Average Rating: 5TOTAL TIME: Prep: 20 min. + chilling Bake: 1 hour + cooling
YIELD: 8 servings.Ingredients
- 1-1/2 cups all-purpose flour
- 1 teaspoon salt
- 1 teaspoon sugar
- 1 cup cold butter
- 1/4 cup cold water
FILLING: - 1 medium tart apple, peeled and diced
- 1 cup diced fresh or frozen rhubarb, thawed
- 1 cup fresh or frozen raspberries, thawed and drained
- 1 cup fresh or frozen blueberries, thawed and drained
- 1 cup sliced fresh or frozen strawberries, thawed and drained
- 1 cup sugar
- 1/2 cup all-purpose flour
- 1 tablespoon lemon juice
Instructions
- 1. In a small bowl, combine flour, salt and sugar. Cut in butter until mixture resembles coarse crumbs. Gradually add water, tossing with a fork until a ball forms. Cover and refrigerate 1 hour or until easy to handle.
- 2. Preheat oven to 400°. On a lightly floured surface, roll out half the dough to fit a 9-in. pie plate. Transfer crust to pie plate.
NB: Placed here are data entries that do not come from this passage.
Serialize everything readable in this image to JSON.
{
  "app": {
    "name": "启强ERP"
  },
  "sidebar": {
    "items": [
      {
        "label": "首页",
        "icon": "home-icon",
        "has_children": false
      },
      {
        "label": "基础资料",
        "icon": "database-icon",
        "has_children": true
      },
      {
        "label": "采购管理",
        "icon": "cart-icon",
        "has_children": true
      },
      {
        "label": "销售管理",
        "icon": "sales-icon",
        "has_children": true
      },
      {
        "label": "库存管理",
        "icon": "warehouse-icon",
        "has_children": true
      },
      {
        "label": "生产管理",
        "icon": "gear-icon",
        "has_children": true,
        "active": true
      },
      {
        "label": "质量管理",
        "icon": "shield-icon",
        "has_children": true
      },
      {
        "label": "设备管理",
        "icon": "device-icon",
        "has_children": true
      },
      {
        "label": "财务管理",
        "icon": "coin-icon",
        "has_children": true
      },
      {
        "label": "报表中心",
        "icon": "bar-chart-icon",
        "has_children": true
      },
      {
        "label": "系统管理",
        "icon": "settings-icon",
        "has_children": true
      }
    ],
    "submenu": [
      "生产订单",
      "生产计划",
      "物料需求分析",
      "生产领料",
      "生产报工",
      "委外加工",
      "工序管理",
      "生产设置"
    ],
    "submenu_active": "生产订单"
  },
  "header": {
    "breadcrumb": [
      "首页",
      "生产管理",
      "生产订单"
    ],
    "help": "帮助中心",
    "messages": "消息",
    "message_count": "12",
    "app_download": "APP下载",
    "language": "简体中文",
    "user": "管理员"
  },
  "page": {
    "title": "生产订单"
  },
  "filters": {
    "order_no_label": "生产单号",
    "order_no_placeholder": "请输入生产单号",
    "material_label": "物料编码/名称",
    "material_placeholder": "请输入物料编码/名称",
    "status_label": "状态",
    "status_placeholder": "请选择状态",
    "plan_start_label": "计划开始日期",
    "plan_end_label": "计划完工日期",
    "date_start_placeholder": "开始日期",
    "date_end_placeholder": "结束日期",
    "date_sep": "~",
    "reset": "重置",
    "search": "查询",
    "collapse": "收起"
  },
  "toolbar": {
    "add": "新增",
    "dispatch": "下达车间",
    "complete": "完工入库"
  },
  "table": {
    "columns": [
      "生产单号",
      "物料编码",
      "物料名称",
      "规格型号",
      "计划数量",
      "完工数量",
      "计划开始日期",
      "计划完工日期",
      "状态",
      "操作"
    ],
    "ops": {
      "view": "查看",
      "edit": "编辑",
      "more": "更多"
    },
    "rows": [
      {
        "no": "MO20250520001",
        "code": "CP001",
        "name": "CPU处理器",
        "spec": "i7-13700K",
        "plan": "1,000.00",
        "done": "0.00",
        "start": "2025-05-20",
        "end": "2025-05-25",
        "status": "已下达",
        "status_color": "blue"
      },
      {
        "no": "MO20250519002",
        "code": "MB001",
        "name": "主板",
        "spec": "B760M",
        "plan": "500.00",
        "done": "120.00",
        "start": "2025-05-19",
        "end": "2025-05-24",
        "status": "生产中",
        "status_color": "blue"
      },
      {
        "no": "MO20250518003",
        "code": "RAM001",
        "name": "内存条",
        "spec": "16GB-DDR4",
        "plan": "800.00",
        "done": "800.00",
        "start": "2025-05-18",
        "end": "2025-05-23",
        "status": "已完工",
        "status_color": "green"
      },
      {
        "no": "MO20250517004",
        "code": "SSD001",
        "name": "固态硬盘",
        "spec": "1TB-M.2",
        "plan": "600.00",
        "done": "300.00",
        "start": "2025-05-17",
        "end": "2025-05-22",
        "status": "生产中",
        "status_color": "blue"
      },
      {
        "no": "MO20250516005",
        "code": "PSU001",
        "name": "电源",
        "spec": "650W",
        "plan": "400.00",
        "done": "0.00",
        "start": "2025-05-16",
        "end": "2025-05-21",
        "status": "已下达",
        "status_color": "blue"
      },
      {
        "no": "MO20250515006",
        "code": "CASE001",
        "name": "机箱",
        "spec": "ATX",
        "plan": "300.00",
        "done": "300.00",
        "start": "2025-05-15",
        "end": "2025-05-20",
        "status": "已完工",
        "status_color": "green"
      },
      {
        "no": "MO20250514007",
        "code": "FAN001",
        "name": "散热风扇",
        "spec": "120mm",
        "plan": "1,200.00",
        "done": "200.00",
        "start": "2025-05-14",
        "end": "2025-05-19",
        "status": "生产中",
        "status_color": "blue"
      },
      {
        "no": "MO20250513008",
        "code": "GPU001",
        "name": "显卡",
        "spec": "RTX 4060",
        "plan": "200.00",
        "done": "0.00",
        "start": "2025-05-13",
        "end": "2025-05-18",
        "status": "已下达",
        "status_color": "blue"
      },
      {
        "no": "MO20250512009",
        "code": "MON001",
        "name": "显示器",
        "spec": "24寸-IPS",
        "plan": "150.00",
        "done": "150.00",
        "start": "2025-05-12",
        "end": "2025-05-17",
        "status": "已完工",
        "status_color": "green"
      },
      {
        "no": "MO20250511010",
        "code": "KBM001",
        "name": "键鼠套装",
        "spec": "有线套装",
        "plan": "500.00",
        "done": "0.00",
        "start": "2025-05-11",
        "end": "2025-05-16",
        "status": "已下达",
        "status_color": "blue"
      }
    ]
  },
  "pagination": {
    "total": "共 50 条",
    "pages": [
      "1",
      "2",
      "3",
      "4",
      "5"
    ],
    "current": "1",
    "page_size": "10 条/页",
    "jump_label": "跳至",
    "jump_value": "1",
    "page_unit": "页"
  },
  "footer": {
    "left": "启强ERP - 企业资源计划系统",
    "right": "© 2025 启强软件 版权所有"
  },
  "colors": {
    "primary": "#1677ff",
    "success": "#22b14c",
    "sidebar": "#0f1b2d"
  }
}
Trim to 1/2 in. beyond edge of plate.
- 3. In a large bowl, combine filling ingredients; pour into crust. Roll out the remaining dough; cut out decorative shapes with cookie cutters. Place over filling. Cover edge loosely with foil.
- 4. Bake 20 minutes. Reduce heat to 350°; remove foil. Bake 40-45 minutes or until crust is golden brown and filling is bubbly. Cool on a wire rack.
Nutrition Facts
1 piece: 449 calories, 23g fat (14g saturated fat), 61mg cholesterol, 528mg sodium, 58g carbohydrate (31g sugars, 3g fiber), 4g protein.